190. Rivière St Pierre. This little river is formed by two small streams flowing one from the north and the other from the south side of the mountain. Bellin and Charlevoix denominate it La Petite Rivière. These small streams do not appear on modern maps, and have probably now entirely disappeared.—Vide Charlevoix's Carte de l'Isle de Montreal; Atlas Maritime, par Sieur Bellin; likewise Atlas of the Dominion of Canada, 1875.
191. The River St. Lambert, according to Laverdière, a small stream from which by a short portage the Indian with his canoe could easily reach Little River, which flows into the basin of Chambly, the lake referred to by Champlain. This was the route of the Algonquins, at least on their return from their raids upon the Iroquois.—Vide Vol. II. p. 225.
192. Laverdière supposes this insignificant stream to be La Rivière de la Tortue.
193. The Falls of St. Louis, or the Lachine rapids.
194. Lachine Rapids.
195. Passing through Lake St. Louis, they come to the River Ottawa, sometimes called the River of the Algonquins.
196. The Cascades, Cèdres and Rapids du Coteau du Lac with subdivisions. Laverdière. La Hontan mentions four rapids between Lake St. Louis and St Francis, as Cascades, Le Cataracte du Trou, Sauts des Cedres, and du Buisson.
197. Lake St. Francis, about twenty-five miles long.
198. Long Saut.
199. Hardly a lake but rather the river uninterrupted by falls or rapids.
200. The smaller rapids, the Galops, Point Cardinal, and others.—Vide La Hontan's description of his passage up this river, New Voyages to N. America, London, 1735. Vol. I. p. 30.
201. Lake Ontario. It is one hundred and eighty miles long.—Garneau.
202. Niagara Falls. Champlain does not appear to have obtained from the Indians any adequate idea of the grandeur and magnificence of this fall. The expression, qui est quelque peu éleué, où il y a peu d'eau, laquelle descend, would imply that it was of moderate if not of an inferior character.

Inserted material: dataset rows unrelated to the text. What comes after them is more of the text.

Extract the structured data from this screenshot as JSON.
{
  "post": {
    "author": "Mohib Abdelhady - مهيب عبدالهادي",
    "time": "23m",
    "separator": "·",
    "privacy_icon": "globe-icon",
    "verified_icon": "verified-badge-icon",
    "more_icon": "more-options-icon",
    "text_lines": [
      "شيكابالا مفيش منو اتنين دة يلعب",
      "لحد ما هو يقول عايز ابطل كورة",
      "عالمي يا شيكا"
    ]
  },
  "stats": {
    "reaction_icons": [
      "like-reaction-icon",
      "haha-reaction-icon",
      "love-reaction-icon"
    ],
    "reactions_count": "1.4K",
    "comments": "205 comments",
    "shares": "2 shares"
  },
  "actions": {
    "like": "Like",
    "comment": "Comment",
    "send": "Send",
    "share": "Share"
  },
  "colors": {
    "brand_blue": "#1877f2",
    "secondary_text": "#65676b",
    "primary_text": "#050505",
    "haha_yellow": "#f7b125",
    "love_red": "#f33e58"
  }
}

This may have arisen from the want of a suitable medium of communication, but it is more likely that the intensely practical nature of the Indian did not enable him to appreciate or even observe the beauties by which he was surrounded. The immense volume of water and the perpendicular fall of 160 feet render it unsurpassed in grandeur by any other cataract in the world. Although Champlain appears never to have seen this fall, he had evidently obtained a more accurate description of it before 1629.—Vide note No. 90 to map in ed. 1632.
203. Lake Erie, 250 miles long.—Garneau.
204. Detroit river, or the strait which connects Lake Erie and Lake St.
Clair.—Atlas of the Dominion of Canada.
205. Lake Huron, denominated on early maps Mer Douce, the sweet sea of
which the knowledge of the Indian guides was very imperfect.
206. The Indians with whom Champlain came in contact on this hasty visit in 1603 appear to have had some notion of a salt sea, or as they say water that is very bad like the sea, lying in an indefinite region, which neither they nor their friends had ever visited. The salt sea to which they occasionally referred was probably Hudson's Bay, of which some knowledge may have been transmitted from the tribes dwelling near it to others more remote, and thus passing from tribe to tribe till it reached, in rather an indefinite shape, those dwelling on the St. Lawrence.